# FPGA Implementation and Analysis of Different Multiplication Algorithm

Manoj M. Kamble Student (E&TC) K.K.Wagh IEER Nasik, India

## ABSTRACT

Many of the today's real time signal processing algorithm included multiplication as its processing heart. In case of signal and image processing, it mostly used functional unit. In this paper we are simulating different multiplication algorithm with their effective architecture. Also paper introducing new multiplication technique using barrel shifter which gives some sort of modification in previously described shift and add multiplication algorithm. Research targeting mainly four algorithms as Vedic vertical crosswise multiplication algorithm, Array multiplier, Shift and add multiplier, Wallace tree multiplier. Further work will carried comparative study of different multiplier with respect to some parameters like logical resources used, delay, power consumption and area. For implementation and parametric analysis, experimental setup uses sparten-3 XC3S400 FPGA as a hardware platform, VHDL coding language for hardware description. Xilinx ISEsimulation tool has many inbuilt compatible facility for parameter analysis like XPE for power analysis. Finally Paper comprises simulation results for 8-bit, 16-bits and 32-bits each of above mentioned multiplier.

## **Keywords**

Array multiplier, Vedic, Wallace tree, shift and add, Barrel shifter.

## 1. INTRODUCTION

Now days, for many application specific processor implementations such as real time signal processing, image processing, encryption, data manipulation requires high speed integrated circuit. Many signal processing algorithm make use of math-multiplier. There are different multiplication algorithm presently available and have implemented on SOC. Booth multiplier, Wallace tree multiplier, Karatsuba multiplier, Braun algorithm are more popular multiplication algorithm [2]. But many of them having their own restriction in terms of speed, on chip area, use of logic gates, energy, cost per cell, so in our project we are analyzing these many parameters and going to introduced one modified multiplication algorithm based on barrel shifter.

Barrel shifter has ability to shift any number to left or right (as per requirement) by N-position within only one clock cycle [1]. If it analyze this convenient barrel shifter behavior can used to implement multiplier that can multiply multiplicand number with multiplier number which should be perfect representation in power of 2 [3].

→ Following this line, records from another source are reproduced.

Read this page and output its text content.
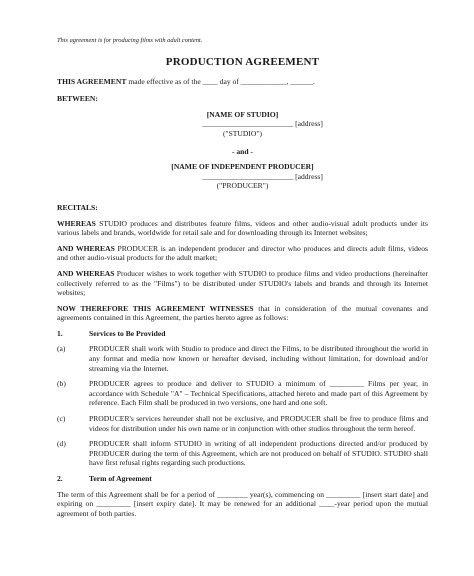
This agreement is for producing films with adult content.

PRODUCTION AGREEMENT

THIS AGREEMENT made effective as of the ____ day of ____________, ______.

BETWEEN:

[NAME OF STUDIO]

________________________ [address]

("STUDIO")

- and -

[NAME OF INDEPENDENT PRODUCER]

________________________ [address]

("PRODUCER")

RECITALS:

WHEREAS STUDIO produces and distributes feature films, videos and other audio-visual adult products under its various labels and brands, worldwide for retail sale and for downloading through its Internet websites;

AND WHEREAS PRODUCER is an independent producer and director who produces and directs adult films, videos and other audio-visual products for the adult market;

AND WHEREAS Producer wishes to work together with STUDIO to produce films and video productions (hereinafter collectively referred to as the "Films") to be distributed under STUDIO's labels and brands and through its Internet websites;

NOW THEREFORE THIS AGREEMENT WITNESSES that in consideration of the mutual covenants and agreements contained in this Agreement, the parties hereto agree as follows:

1.	Services to Be Provided
(a)	PRODUCER shall work with Studio to produce and direct the Films, to be distributed throughout the world in any format and media now known or hereafter devised, including without limitation, for download and/or streaming via the Internet.
(b)	PRODUCER agrees to produce and deliver to STUDIO a minimum of _________ Films per year, in accordance with Schedule "A" – Technical Specifications, attached hereto and made part of this Agreement by reference. Each Film shall be produced in two versions, one hard and one soft.
(c)	PRODUCER's services hereunder shall not be exclusive, and PRODUCER shall be free to produce films and videos for distribution under his own name or in conjunction with other studios throughout the term hereof.
(d)	PRODUCER shall inform STUDIO in writing of all independent productions directed and/or produced by PRODUCER during the term of this Agreement, which are not produced on behalf of STUDIO. STUDIO shall have first refusal rights regarding such productions.
2.	Term of Agreement

The term of this Agreement shall be for a period of ________ year(s), commencing on _________ [insert start date] and expiring on _________ [insert expiry date]. It may be renewed for an additional ____-year period upon the mutual agreement of both parties.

Sunita P. Ugale, PhD Associate Professor (E&TC) K.K.Wagh IEER Nasik, India

Research proposes new method based on barrel shifter used for multiplication of numbers which are not perfect two power representation.

# 2. DESIGN SUMMERY OF EXISTED ALGORITHMS

#### 2.1 Vedic vertical crosswise multiplier

Multiplication methods that many of processors are using today has inspired by Vedic multiplier introduced in Indian Vedas with different 16 sutras. Vedic multiplier uses bit-wise multiplication with simultaneous product term finding and it's column-wise addition. It is one of the best benchmark for fast multiplication algorithm. Paper describes vertical crosswise multiplication method with effective use of its basic block [4].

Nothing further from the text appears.